Wouldn’t it be much better, though, if people started eating more healthy without this kind of shock treatment?!
There’s really not better example of education being applied to real life, than parents and kids using education to feed our bodies with good food and to have some control over the way our bodies develop.


2. Child Eyesight

The number of children wearing glasses is ever on the increase.
This is partly genetic. It’s also to do with the bad diet mentioned above.
Nevertheless, bad eyesight is increasingly caused by other aspects of our lifestyles: overwork and too much screen time.
Kids are required to do so much homework that they don’t get enough exercise or daylight time.
A BBC video shows that the number of children in China with myopia has increased from 20% to almost 90%. This is believed to be caused by too much time studying and too much computer game / TV time.
In both situations of bad diet and bad eyesight, we are talking about children from middle class families.
The really depressing thing in sociology is the reality that you’re faced with.
Parents that don’t know any better will raise their kids in the best way that they know of, but may actually be harming their kids in the process.

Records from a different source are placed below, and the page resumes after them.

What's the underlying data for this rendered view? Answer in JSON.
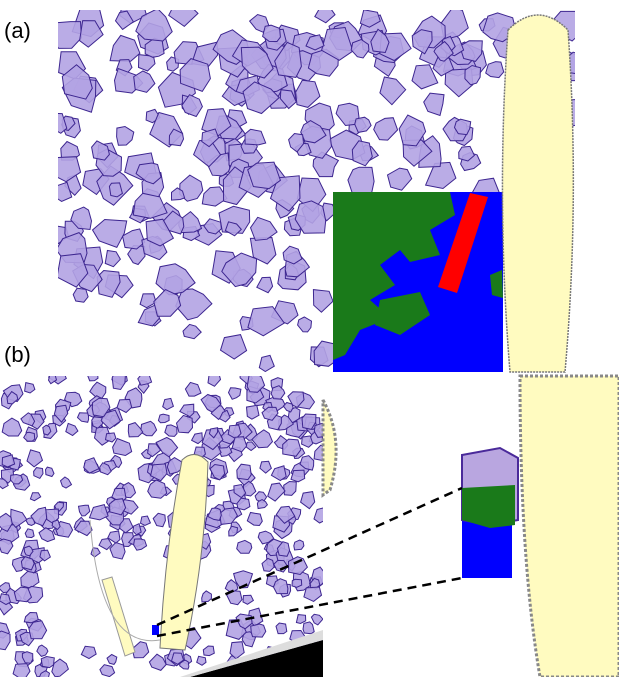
{
  "panels": [
    {
      "label": "(a)"
    },
    {
      "label": "(b)"
    }
  ]
}
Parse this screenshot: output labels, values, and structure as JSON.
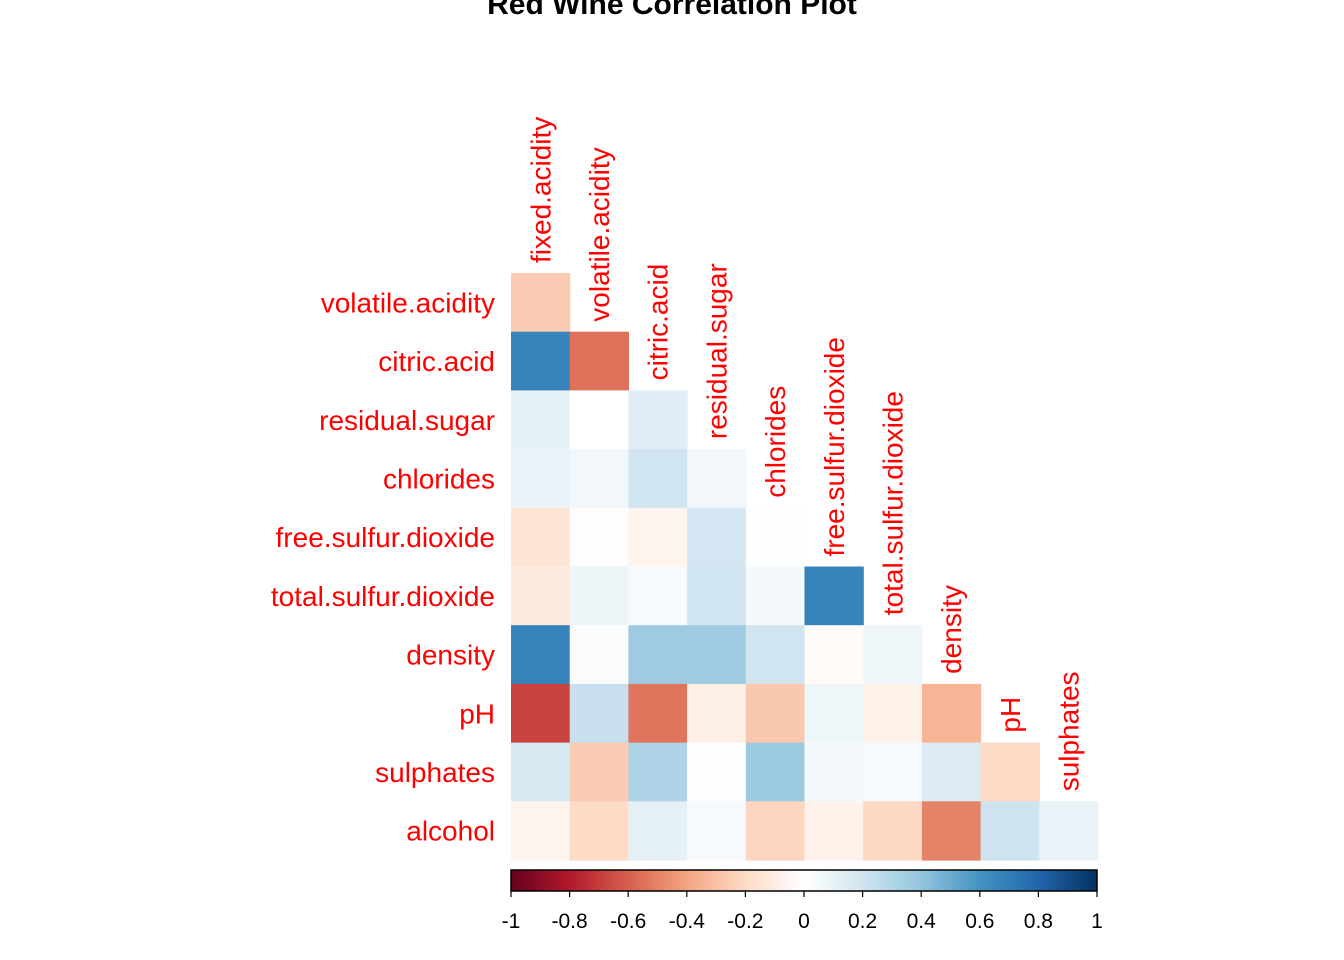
{
  "chart_data": {
    "type": "heatmap",
    "title": "Red Wine Correlation Plot",
    "layout": "lower-triangle",
    "row_labels": [
      "volatile.acidity",
      "citric.acid",
      "residual.sugar",
      "chlorides",
      "free.sulfur.dioxide",
      "total.sulfur.dioxide",
      "density",
      "pH",
      "sulphates",
      "alcohol"
    ],
    "col_labels": [
      "fixed.acidity",
      "volatile.acidity",
      "citric.acid",
      "residual.sugar",
      "chlorides",
      "free.sulfur.dioxide",
      "total.sulfur.dioxide",
      "density",
      "pH",
      "sulphates"
    ],
    "values": [
      [
        -0.26
      ],
      [
        0.67,
        -0.55
      ],
      [
        0.11,
        0.0,
        0.14
      ],
      [
        0.09,
        0.06,
        0.2,
        0.06
      ],
      [
        -0.15,
        -0.01,
        -0.06,
        0.19,
        0.01
      ],
      [
        -0.11,
        0.08,
        0.04,
        0.2,
        0.05,
        0.67
      ],
      [
        0.67,
        0.02,
        0.36,
        0.36,
        0.2,
        -0.02,
        0.07
      ],
      [
        -0.68,
        0.23,
        -0.54,
        -0.09,
        -0.27,
        0.07,
        -0.07,
        -0.34
      ],
      [
        0.18,
        -0.26,
        0.31,
        0.01,
        0.37,
        0.05,
        0.04,
        0.15,
        -0.2
      ],
      [
        -0.06,
        -0.2,
        0.11,
        0.04,
        -0.22,
        -0.07,
        -0.21,
        -0.5,
        0.21,
        0.09
      ]
    ],
    "colorbar": {
      "range": [
        -1,
        1
      ],
      "ticks": [
        "-1",
        "-0.8",
        "-0.6",
        "-0.4",
        "-0.2",
        "0",
        "0.2",
        "0.4",
        "0.6",
        "0.8",
        "1"
      ],
      "palette": [
        "#67001F",
        "#B2182B",
        "#D6604D",
        "#F4A582",
        "#FDDBC7",
        "#FFFFFF",
        "#D1E5F0",
        "#92C5DE",
        "#4393C3",
        "#2166AC",
        "#053061"
      ]
    },
    "label_color": "#FF0000"
  }
}
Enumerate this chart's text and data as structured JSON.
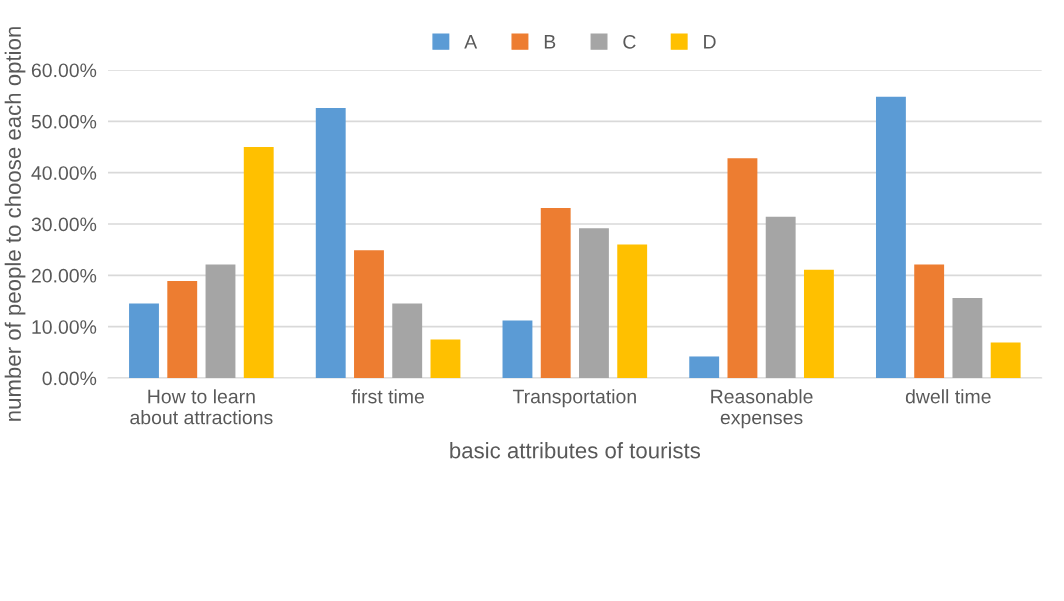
{
  "chart_data": {
    "type": "bar",
    "xlabel": "basic attributes of tourists",
    "ylabel": "number of people to choose each option",
    "categories": [
      "How to learn\nabout attractions",
      "first time",
      "Transportation",
      "Reasonable\nexpenses",
      "dwell time"
    ],
    "series": [
      {
        "name": "A",
        "color": "#5b9bd5",
        "values": [
          14.5,
          52.6,
          11.2,
          4.2,
          54.8
        ]
      },
      {
        "name": "B",
        "color": "#ed7d31",
        "values": [
          18.9,
          24.9,
          33.1,
          42.8,
          22.1
        ]
      },
      {
        "name": "C",
        "color": "#a5a5a5",
        "values": [
          22.1,
          14.5,
          29.2,
          31.4,
          15.6
        ]
      },
      {
        "name": "D",
        "color": "#ffc000",
        "values": [
          45.0,
          7.5,
          26.0,
          21.1,
          6.9
        ]
      }
    ],
    "ylim": [
      0,
      60
    ],
    "yticks": [
      {
        "value": 0,
        "label": "0.00%"
      },
      {
        "value": 10,
        "label": "10.00%"
      },
      {
        "value": 20,
        "label": "20.00%"
      },
      {
        "value": 30,
        "label": "30.00%"
      },
      {
        "value": 40,
        "label": "40.00%"
      },
      {
        "value": 50,
        "label": "50.00%"
      },
      {
        "value": 60,
        "label": "60.00%"
      }
    ],
    "grid": "y",
    "legend": "top"
  }
}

Families in Asia that are desperate for their kids to ‘do well’, oblige their kids to study ridiculous numbers of hours. Exercise is of no priority whatsoever (unless the child has professional potential).
However, is obesity and myopia a worthwhile trade-off for ‘success’. Success comes from happiness with one’s life. However, obesity and self-consciousness cause depression, not happiness.
Success is determined by more factors than school grades.
Self empowerment is the greatest education any parent can give their child.